Diagnosis of HSP is based on the presence of non-thrombocytopenic purpuras, which typically appear on the legs and buttocks, but may also be seen on the arms, face and trunk. Other clinical symptoms of HSP include joint involvement with pain, edema, abdominal pain, gastrointestinal hemorrhage and renal involvement with hematuria or proteinuria6. HSP is considered to be an immune-mediated specific disease. During the acute stage, complexes of IgA and complement C3 are deposited in the walls of arterioles, capillaries and venules; serum levels of proinflammatory cytokines increase and inflammatory cell infiltration of peripheral vessels occurs6. In the majority of cases HSP is a self-limiting disease and treatment is supportive. However, HSP has a high rate of recurrence and some patients can progress to HSP nephritis (HSPN), which can result in renal failure7.

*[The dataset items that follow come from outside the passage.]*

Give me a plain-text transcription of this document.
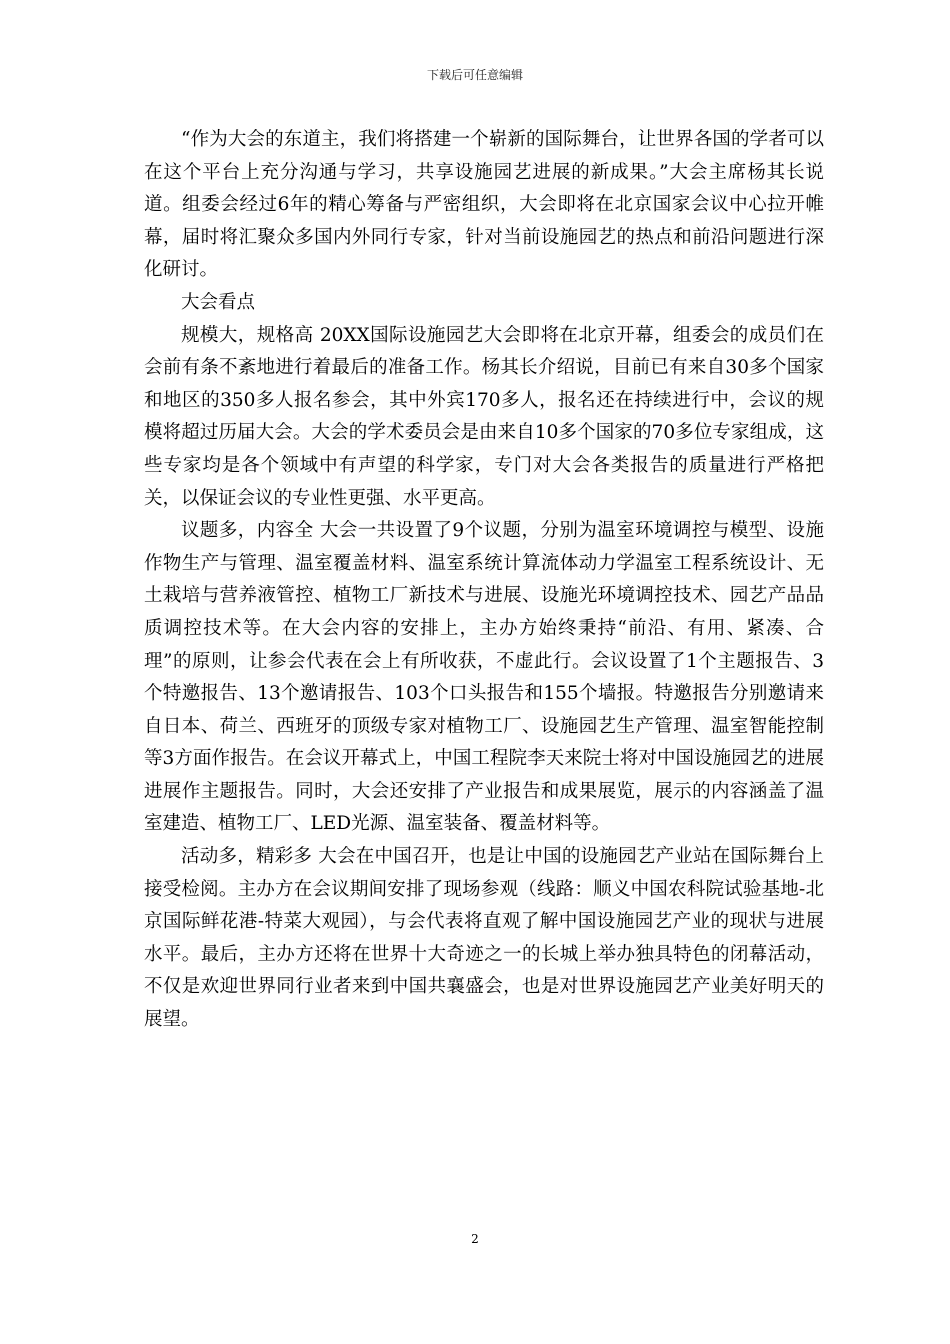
下载后可任意编辑

“作为大会的东道主，我们将搭建一个崭新的国际舞台，让世界各国的学者可以在这个平台上充分沟通与学习，共享设施园艺进展的新成果。”大会主席杨其长说道。组委会经过6年的精心筹备与严密组织，大会即将在北京国家会议中心拉开帷幕，届时将汇聚众多国内外同行专家，针对当前设施园艺的热点和前沿问题进行深化研讨。

大会看点

规模大，规格高 20XX国际设施园艺大会即将在北京开幕，组委会的成员们在会前有条不紊地进行着最后的准备工作。杨其长介绍说，目前已有来自30多个国家和地区的350多人报名参会，其中外宾170多人，报名还在持续进行中，会议的规模将超过历届大会。大会的学术委员会是由来自10多个国家的70多位专家组成，这些专家均是各个领域中有声望的科学家，专门对大会各类报告的质量进行严格把关，以保证会议的专业性更强、水平更高。

议题多，内容全 大会一共设置了9个议题，分别为温室环境调控与模型、设施作物生产与管理、温室覆盖材料、温室系统计算流体动力学温室工程系统设计、无土栽培与营养液管控、植物工厂新技术与进展、设施光环境调控技术、园艺产品品质调控技术等。在大会内容的安排上，主办方始终秉持“前沿、有用、紧凑、合理”的原则，让参会代表在会上有所收获，不虚此行。会议设置了1个主题报告、3个特邀报告、13个邀请报告、103个口头报告和155个墙报。特邀报告分别邀请来自日本、荷兰、西班牙的顶级专家对植物工厂、设施园艺生产管理、温室智能控制等3方面作报告。在会议开幕式上，中国工程院李天来院士将对中国设施园艺的进展进展作主题报告。同时，大会还安排了产业报告和成果展览，展示的内容涵盖了温室建造、植物工厂、LED光源、温室装备、覆盖材料等。

活动多，精彩多 大会在中国召开，也是让中国的设施园艺产业站在国际舞台上接受检阅。主办方在会议期间安排了现场参观（线路：顺义中国农科院试验基地-北京国际鲜花港-特菜大观园），与会代表将直观了解中国设施园艺产业的现状与进展水平。最后，主办方还将在世界十大奇迹之一的长城上举办独具特色的闭幕活动，不仅是欢迎世界同行业者来到中国共襄盛会，也是对世界设施园艺产业美好明天的展望。

2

The pathogenesis of HSP is complex and has not been fully understood. Animals are excellent models of many physiological processes and diseases in humans; however, reports on animal models of HSP are scarce. The objective of this study was to establish HSP rat and rabbit models with ovalbumin (OVA) to induce type III hypersensitivity. The hematologic and immunologic profiles of HSP animal models were compared with pediatric HSP patients and the immunological pathogenesis of HSP disease was further investigated.
Results
Clinical features of the skin in HSP rats and rabbits
Six to eight hours after antigen challenge, the skin of HSP rats and rabbits developed hemorrhagic spots; 14–18 h after antigen challenge, the number and size of the hemorrhagic spots gradually increased. 40% (4/10) of the HSP rats developed isolated hemorrhagic spots with a generalized distribution (1–2 mm in diameter) and 85% of HSP rabbits (24/28) developed hemorrhagic spots (1 cm in diameter) surrounded by redness and swelling in a localized distribution. Some hemorrhagic spots were fused and/or had exudates. 48 h after antigen challenge, secondary changes in the hemorrhagic spots in both HSP rats and rabbits included the development of scabs and necrosis. Symptoms showed gradual improvement and marked improvement two and three weeks after antigen challenge, respectively (Fig. 1A).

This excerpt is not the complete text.